Машка сначала понарошку, а потом и по-настоящему испугалась:
– Боюсь!
Я откинул одеяло, показал всю ногу.
– Видишь?
– Да.
Но тут я зашевелил пальцами и направил крокодилью морду в сторону Машки. А на носке у меня еще крохотная дырочка – вылитый глаз.
И Машка опять: «Бригадир! Бригадир! Боюсь!»
«Бригадирами», говорят, покойная тетя Маша крокодилов называла.
А у Машки слезы на глазах.
Потом говорила бабушке и маме:
– Я к папе не пойду, там бригадир.
13.11.59.
Освоение ребенком грамматических форм не такое простое дело, как на первый взгляд кажется.

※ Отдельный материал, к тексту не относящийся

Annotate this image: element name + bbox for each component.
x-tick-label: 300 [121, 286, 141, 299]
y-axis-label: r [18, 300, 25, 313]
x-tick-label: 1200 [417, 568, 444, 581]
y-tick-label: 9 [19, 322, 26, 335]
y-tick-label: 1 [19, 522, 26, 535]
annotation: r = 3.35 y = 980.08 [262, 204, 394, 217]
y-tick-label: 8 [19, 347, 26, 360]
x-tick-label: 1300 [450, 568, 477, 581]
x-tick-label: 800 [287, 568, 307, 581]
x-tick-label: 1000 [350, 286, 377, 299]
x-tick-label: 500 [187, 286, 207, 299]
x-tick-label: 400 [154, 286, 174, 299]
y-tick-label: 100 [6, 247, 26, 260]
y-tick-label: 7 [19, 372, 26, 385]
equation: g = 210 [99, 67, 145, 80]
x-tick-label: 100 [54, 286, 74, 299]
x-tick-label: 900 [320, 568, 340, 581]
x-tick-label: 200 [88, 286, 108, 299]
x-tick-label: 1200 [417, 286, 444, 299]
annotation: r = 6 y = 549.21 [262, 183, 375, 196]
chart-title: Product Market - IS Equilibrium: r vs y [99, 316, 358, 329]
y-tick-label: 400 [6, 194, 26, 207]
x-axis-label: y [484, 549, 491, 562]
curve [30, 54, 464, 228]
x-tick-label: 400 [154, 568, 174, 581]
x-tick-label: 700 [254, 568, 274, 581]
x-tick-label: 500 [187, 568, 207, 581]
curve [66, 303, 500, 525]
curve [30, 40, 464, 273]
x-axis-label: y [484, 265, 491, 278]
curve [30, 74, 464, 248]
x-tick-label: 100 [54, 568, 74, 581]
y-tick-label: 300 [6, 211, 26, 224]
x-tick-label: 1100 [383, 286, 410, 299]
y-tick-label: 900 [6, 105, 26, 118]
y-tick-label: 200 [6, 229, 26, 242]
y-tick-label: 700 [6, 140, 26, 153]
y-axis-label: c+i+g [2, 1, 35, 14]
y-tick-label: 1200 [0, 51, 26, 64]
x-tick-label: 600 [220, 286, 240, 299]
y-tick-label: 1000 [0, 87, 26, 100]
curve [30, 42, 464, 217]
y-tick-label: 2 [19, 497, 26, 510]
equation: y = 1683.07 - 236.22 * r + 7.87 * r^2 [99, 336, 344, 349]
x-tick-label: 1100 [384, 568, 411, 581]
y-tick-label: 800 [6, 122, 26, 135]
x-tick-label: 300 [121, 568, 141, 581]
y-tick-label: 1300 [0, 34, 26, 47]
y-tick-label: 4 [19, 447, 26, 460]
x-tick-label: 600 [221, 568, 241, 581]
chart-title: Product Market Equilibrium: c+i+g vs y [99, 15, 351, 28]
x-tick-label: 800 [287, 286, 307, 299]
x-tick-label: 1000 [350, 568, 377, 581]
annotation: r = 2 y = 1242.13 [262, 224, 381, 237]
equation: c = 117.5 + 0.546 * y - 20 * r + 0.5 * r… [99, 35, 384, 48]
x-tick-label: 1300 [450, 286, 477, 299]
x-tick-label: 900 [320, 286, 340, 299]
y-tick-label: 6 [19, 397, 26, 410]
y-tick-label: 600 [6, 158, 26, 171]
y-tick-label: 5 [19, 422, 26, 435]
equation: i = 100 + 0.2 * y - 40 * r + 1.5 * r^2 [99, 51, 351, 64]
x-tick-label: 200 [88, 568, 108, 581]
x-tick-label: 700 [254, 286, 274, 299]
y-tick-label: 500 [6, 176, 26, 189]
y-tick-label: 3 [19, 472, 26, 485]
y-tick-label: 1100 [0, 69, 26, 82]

Слушаешь Машкину речь, выдуманные, изобретенные ею слова и обороты, и начинаешь понимать, как складывался язык и диалекты его. Язык у тебя на глазах, так сказать, кроится, шьется, примеряется и обтачивается.
Играли в доктора. И Машка вдруг в разгаре игры спрашивает:
– В какох домах лечится?
Тогда я понял, а сейчас (когда переписываю с листочка эту фразу) уже и не помню, что это значило и к чему относилось.